Le football africain a signé l’une de ses plus grandes performances collectives en Coupe du monde. Sur les dix sélections engagées au Mondial 2026, neuf ont réussi à sortir de leur groupe et à poursuivre l’aventure dans la phase à élimination directe.
Ce résultat marque une étape importante pour le continent. Depuis l’attribution de dix places aux équipes africaines, jamais autant de représentants de la CAF n’avaient réussi à prolonger leur parcours dans le tournoi.

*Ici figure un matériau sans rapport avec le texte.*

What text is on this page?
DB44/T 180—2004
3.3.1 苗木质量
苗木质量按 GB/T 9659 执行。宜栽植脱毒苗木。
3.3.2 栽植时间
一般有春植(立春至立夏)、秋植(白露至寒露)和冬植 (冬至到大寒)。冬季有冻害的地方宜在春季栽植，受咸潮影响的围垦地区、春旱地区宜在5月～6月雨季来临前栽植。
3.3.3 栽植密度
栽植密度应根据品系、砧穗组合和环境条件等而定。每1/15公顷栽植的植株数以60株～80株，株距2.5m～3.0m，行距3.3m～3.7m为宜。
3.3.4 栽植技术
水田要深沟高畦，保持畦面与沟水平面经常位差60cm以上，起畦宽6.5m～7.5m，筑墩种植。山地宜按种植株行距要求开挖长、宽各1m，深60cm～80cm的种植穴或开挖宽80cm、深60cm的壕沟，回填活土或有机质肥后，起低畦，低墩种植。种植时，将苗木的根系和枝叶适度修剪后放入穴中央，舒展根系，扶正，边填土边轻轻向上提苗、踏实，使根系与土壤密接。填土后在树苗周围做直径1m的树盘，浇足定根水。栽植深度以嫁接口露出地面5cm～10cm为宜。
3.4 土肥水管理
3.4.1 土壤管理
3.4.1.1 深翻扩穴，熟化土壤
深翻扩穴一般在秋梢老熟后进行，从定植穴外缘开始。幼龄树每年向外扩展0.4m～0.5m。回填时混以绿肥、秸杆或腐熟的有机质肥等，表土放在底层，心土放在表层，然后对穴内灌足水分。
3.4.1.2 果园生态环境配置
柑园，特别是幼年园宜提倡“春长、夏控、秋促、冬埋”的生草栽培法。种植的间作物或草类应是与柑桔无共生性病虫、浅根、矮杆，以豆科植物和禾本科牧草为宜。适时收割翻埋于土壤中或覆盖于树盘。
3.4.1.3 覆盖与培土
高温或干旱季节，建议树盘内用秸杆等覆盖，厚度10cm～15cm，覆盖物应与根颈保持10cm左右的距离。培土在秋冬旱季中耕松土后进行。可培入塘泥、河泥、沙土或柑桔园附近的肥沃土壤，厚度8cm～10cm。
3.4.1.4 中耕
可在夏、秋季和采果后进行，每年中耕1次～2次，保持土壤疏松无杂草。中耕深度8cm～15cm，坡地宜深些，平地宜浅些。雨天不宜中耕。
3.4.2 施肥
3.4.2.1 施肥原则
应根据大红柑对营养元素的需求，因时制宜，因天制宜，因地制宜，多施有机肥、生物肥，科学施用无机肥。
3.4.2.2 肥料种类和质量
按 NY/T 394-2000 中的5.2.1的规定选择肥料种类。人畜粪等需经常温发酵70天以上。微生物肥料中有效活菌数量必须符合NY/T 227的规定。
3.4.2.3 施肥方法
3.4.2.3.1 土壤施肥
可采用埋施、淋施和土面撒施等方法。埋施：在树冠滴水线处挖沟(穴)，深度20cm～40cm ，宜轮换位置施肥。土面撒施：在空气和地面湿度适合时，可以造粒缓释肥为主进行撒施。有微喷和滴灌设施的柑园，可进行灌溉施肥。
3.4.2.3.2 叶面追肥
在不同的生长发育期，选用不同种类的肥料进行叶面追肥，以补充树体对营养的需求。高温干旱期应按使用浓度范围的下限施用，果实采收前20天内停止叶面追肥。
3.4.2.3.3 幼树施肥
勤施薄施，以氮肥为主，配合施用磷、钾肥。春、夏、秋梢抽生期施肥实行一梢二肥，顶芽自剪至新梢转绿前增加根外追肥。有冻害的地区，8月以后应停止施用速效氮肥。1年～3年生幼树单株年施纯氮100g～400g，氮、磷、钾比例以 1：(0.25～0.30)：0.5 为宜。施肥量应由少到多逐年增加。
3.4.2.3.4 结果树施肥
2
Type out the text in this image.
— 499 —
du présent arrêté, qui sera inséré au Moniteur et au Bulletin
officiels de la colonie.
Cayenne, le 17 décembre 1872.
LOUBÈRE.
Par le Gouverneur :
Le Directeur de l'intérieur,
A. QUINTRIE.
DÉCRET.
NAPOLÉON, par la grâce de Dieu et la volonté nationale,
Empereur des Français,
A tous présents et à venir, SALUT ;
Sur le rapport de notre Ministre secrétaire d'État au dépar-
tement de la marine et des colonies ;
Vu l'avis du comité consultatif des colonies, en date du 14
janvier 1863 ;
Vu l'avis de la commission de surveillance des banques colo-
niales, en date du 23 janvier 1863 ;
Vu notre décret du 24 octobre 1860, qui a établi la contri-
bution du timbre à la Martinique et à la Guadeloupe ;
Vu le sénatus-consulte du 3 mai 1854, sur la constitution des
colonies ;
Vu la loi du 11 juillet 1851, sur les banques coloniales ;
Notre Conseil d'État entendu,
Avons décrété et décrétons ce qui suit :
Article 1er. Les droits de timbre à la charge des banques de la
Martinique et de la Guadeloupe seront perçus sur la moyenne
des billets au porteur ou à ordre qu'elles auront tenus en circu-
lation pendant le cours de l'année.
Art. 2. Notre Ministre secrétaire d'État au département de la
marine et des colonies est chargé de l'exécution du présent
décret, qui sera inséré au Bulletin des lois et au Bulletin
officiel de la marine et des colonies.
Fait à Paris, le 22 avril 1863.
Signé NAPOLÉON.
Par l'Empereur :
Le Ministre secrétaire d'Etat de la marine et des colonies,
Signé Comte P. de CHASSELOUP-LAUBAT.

La FIFA a mis en avant cette progression dans son bilan publié lundi 20 juillet. L’instance mondiale estime que les équipes africaines ont confirmé leur montée en puissance avec onze victoires supplémentaires enregistrées dans l’histoire de la compétition.
Le Maroc ouvre la voie
Parmi les représentants africains, le Maroc a été la sélection la plus loin dans le tournoi. Les Lions de l’Atlas ont atteint les quarts de finale, confirmant la régularité du football marocain au plus haut niveau.
Leur parcours a notamment été marqué par des résultats solides face à plusieurs adversaires majeurs. La sélection marocaine a finalement quitté la compétition après une défaite contre la France.
Une présence africaine plus forte dans la compétition
Au-delà du parcours marocain, l’édition 2026 restera comme celle d’une présence africaine renforcée.
L’Égypte a atteint les huitièmes de finale après un parcours accroché. Les Pharaons ont notamment livré un match spectaculaire face à l’Argentine, malgré leur élimination.
La Côte d’Ivoire, le Sénégal, le Ghana, la RDC, l’Algérie et l’Afrique du Sud ont également franchi la première étape du tournoi avant de tomber face à leurs adversaires respectifs.
Seule la Tunisie n’a pas réussi à sortir de la phase de groupes.
Une nouvelle ambition pour le continent
Cette performance collective nourrit les ambitions africaines dans les grandes compétitions internationales. Pendant longtemps considéré comme un outsider, le continent montre désormais une capacité à rivaliser davantage avec les meilleures nations du football mondial.
Avec davantage de représentants et des résultats plus réguliers, l’Afrique semble se rapprocher de son objectif historique : placer une sélection parmi les derniers prétendants au titre mondial.